Friday, December 09, 2005

Relativism: Oppression's Ally

JAMES O'KEEFE

In examining cultural relativism, we must first ask ourselves whether or not certain cultural differences ought to be tolerated to such a point where we approve of cultural traditions that seem to us unjust or even ethically evil. Among these we find genital mutilation, the Hindu practice of suttee – burning women at the stake – and making women cover their faces like Cousin Itt from the Adams Family. The Multiculturalist connoisseurs and anthropological relativists would say yes, while the conservative intellectuals Allan Bloom, Robert Bork, William Bennet, or “neo-cons,” as they are called, would say no.

So is it morally justified for us to rescue Afghan women from their society? Absolutely.

Those who oppose the “neo-con” efforts of George W. Bush, Paul Wolfowitz and the rest of the gang include author Lila Abu-Lughad in her essay, “Do Muslim Women Need Saving?” Lughad uses the justification that particular cultural traditions that “we” westerners denounce, like the practice of stoning a woman to death because she left her home without the company of a male relative, are ignorant because our disapproval itself contains hidden Western prejudices about the history of exploitation and racism that indirectly led to such savagery in the first place. Lughad, similar to most postmodernists, prefers an historical and political view of any region to a review of its religious or cultural aspects. Lughad describes how U.S. involvement is responsible for stonings and burnings due to our support of the Taliban during the last twenty-five years in our effort to fight the Soviets. If Lughad is arguing that brutality against women under Shari’a Law been caused by the Americans, then aren’t we obligated to fix this? Even if it is our actions and not religious extremism (that’s a big “if ”) that explains stonings and burnings, they certainly don’t justify such brutality. Lughad justifies not brutality but the wearing of cultural dress; this focuses on the wrong issue. It is not the burqas and
other forms of cultural dress we hope to save Muslim women from, it is their right not to be butchered, not to have their lives taken from them when they speak their minds in the home or in public. Living in the free world, Lughad takes those rights for granted. Saving women from oppressive tyrants does not constitute western imperialism; it is a confirmation of the fundamental rights of all human beings. Lughad’s argument ignores extreme forms of brutality in its attention to the burqa, and then focuses on the question of moral relativism. The notion that truth is a reflection of a certain cultural bias – the idea that what is right and what is wrong differs from culture to culture, from era to era, from person to person, et cetera – can be first understood in the context of David Hume’s distinction between facts and values. We know for a fact that the world is round, but whether or not the world is lovely is a different thing entirely, and arguably of little importance. The Comedian George Carlin made our egocentrism poignant to a modern audience with his hauntingly wise rebuttal of environmentalism: The planet Earth is fine, it doesn’t care what color or shape it's in; it is dependent rational animals like human beings, not a chunk of rock in the cosmos, that are emotive enough to make those determinations. “The planet will be here for a long, long, LONG time after we’re gone, and it will heal itself, it will cleanse itself, ‘cause that’s what it does. It’s a self-correcting system. The air and the water will recover, the earth will be renewed, and if it’s true that plastic is not degradable, well, the planet will simply incorporate plastic into a new paradigm: the earth plus plastic.”

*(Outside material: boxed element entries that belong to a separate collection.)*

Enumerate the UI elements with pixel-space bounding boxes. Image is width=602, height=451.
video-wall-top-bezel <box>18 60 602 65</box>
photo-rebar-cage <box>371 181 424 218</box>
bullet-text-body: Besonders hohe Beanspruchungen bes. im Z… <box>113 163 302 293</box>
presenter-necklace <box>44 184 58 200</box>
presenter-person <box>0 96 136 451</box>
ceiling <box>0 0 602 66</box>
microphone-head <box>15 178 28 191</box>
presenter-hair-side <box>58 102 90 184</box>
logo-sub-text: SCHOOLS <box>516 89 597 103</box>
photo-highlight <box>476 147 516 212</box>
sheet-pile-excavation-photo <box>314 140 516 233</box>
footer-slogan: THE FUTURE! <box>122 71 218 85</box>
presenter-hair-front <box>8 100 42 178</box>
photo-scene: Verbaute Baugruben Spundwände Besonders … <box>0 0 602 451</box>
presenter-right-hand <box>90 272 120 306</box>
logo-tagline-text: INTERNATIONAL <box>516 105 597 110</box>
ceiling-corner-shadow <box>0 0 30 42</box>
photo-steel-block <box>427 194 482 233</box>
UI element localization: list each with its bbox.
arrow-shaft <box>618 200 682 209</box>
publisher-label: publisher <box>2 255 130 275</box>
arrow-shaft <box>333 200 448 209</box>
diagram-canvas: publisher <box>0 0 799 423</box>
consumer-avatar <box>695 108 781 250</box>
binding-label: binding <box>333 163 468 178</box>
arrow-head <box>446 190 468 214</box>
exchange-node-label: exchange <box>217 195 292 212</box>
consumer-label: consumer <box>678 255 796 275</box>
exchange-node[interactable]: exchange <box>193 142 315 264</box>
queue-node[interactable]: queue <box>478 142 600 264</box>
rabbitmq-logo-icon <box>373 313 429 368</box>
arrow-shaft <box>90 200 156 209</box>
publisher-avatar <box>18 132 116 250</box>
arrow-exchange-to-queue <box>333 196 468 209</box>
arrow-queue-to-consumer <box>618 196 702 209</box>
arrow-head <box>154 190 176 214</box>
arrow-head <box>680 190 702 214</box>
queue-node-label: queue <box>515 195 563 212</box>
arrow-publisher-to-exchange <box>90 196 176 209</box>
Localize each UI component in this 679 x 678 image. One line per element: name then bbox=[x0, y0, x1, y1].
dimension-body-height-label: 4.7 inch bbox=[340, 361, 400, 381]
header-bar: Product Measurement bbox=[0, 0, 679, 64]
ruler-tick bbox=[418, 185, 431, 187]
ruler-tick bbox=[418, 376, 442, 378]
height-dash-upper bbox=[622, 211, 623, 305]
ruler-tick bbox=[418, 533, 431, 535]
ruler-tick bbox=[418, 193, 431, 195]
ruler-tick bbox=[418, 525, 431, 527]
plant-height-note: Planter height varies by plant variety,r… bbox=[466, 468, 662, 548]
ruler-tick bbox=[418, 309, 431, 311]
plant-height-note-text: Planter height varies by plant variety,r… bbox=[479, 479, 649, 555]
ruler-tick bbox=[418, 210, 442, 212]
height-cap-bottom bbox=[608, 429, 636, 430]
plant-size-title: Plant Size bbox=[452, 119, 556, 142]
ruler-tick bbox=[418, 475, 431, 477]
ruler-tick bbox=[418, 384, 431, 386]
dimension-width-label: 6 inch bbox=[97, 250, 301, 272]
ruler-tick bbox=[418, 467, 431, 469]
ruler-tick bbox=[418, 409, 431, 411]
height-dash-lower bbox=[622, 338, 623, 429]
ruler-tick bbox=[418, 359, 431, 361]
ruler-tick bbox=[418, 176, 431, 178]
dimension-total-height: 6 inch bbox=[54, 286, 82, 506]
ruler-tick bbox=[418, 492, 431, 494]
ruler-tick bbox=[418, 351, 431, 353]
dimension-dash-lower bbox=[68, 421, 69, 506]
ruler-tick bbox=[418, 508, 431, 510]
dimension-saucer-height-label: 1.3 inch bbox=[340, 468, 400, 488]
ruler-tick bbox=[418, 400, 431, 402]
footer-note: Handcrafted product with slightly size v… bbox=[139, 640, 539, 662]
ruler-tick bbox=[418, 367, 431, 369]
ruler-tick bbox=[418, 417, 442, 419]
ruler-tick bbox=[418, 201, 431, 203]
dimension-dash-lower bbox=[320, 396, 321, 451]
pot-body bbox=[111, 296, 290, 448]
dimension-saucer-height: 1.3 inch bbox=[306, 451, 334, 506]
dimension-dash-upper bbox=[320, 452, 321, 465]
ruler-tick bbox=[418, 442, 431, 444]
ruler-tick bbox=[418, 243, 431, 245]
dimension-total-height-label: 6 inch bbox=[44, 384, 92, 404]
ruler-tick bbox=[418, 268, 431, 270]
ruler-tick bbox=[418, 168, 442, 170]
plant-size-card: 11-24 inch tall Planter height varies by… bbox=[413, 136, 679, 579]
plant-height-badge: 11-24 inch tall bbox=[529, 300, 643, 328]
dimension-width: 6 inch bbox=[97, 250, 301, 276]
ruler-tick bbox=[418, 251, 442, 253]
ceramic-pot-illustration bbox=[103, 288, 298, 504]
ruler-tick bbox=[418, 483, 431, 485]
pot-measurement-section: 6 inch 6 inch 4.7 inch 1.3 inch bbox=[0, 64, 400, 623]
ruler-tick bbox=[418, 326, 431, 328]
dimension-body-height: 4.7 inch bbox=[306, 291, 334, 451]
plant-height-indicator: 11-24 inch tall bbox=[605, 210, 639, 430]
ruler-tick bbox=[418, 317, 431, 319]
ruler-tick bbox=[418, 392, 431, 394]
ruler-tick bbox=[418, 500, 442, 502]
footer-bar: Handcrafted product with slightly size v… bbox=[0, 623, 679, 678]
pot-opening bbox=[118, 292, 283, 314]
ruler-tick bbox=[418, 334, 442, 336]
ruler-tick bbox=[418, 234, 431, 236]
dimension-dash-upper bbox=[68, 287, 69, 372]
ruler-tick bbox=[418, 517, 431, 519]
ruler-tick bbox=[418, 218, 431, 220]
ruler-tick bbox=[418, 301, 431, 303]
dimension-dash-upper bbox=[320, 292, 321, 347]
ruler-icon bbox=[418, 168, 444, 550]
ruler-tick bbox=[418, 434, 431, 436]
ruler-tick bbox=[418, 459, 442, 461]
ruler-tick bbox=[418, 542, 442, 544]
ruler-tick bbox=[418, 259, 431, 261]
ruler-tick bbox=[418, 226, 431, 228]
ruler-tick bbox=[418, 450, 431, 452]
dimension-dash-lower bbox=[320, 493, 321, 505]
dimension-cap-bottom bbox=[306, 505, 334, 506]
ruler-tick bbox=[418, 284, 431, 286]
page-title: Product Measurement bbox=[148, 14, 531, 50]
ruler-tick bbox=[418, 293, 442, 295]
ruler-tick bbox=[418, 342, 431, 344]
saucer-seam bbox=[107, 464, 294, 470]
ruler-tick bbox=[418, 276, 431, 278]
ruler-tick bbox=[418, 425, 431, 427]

But some emotions and values can and should be universal. There should be standards of judgment among people, ideas and events to prevent harmful perversion. Otherwise personal liberation will become on one hand the Sartre-inspired Marxist doctrine of everybody determining their own truths, and on the other the extreme libertarianism of Ayn Rand, where public virtue is ignored. Both bring about an inability to make universal judgments on anything, and we are forced to accept the extremist behavior of others. And since we are indifferent to extreme forms of tolerance, we become... bored. Worse, without a moral standard upon which to rely, we need to be given one from the cultural elites that begin to develop an excessive amount of dominance over our values. These elites may be professors at a University where the young-uns lack a common moral foundation, or worse, elites that serve selfish purposes, like the pigs George Orwell told us about on that farm of his, where society as a whole lacks a moral foundation.

Individualism has to be restrained in order to avoid undermining the traditional values of the community. To preserve these values, some universal truths are required to govern the community. This philosophy has been attributed to Pope Benedict XVI, whose philosophy echos Allan Bloom’s sentiments:

Truth is not determined from what is popular in a democracy, truth is discovered by leaving your cave and discovering what is eternal. Without God, you run the risk of tyrants making that determination. Without a compromise where individuals slightly subordinate themselves to their communities, communities will be governed by tyrants that replace God. The people should govern themselves and be given the right to do so from a divine authority.

When you deny objective values, you create what may be called "men without chests," as C.S. Lewis put it in his short book The Abolition of Man. Curious how we expect "virtue and enterprise" of these men when the organ that provides such services has already been removed.

James O'Keefe is a Rutgers College Senior majoring in philosophy.

NJO: Originally printed in the December 2005 issue of The Centurion.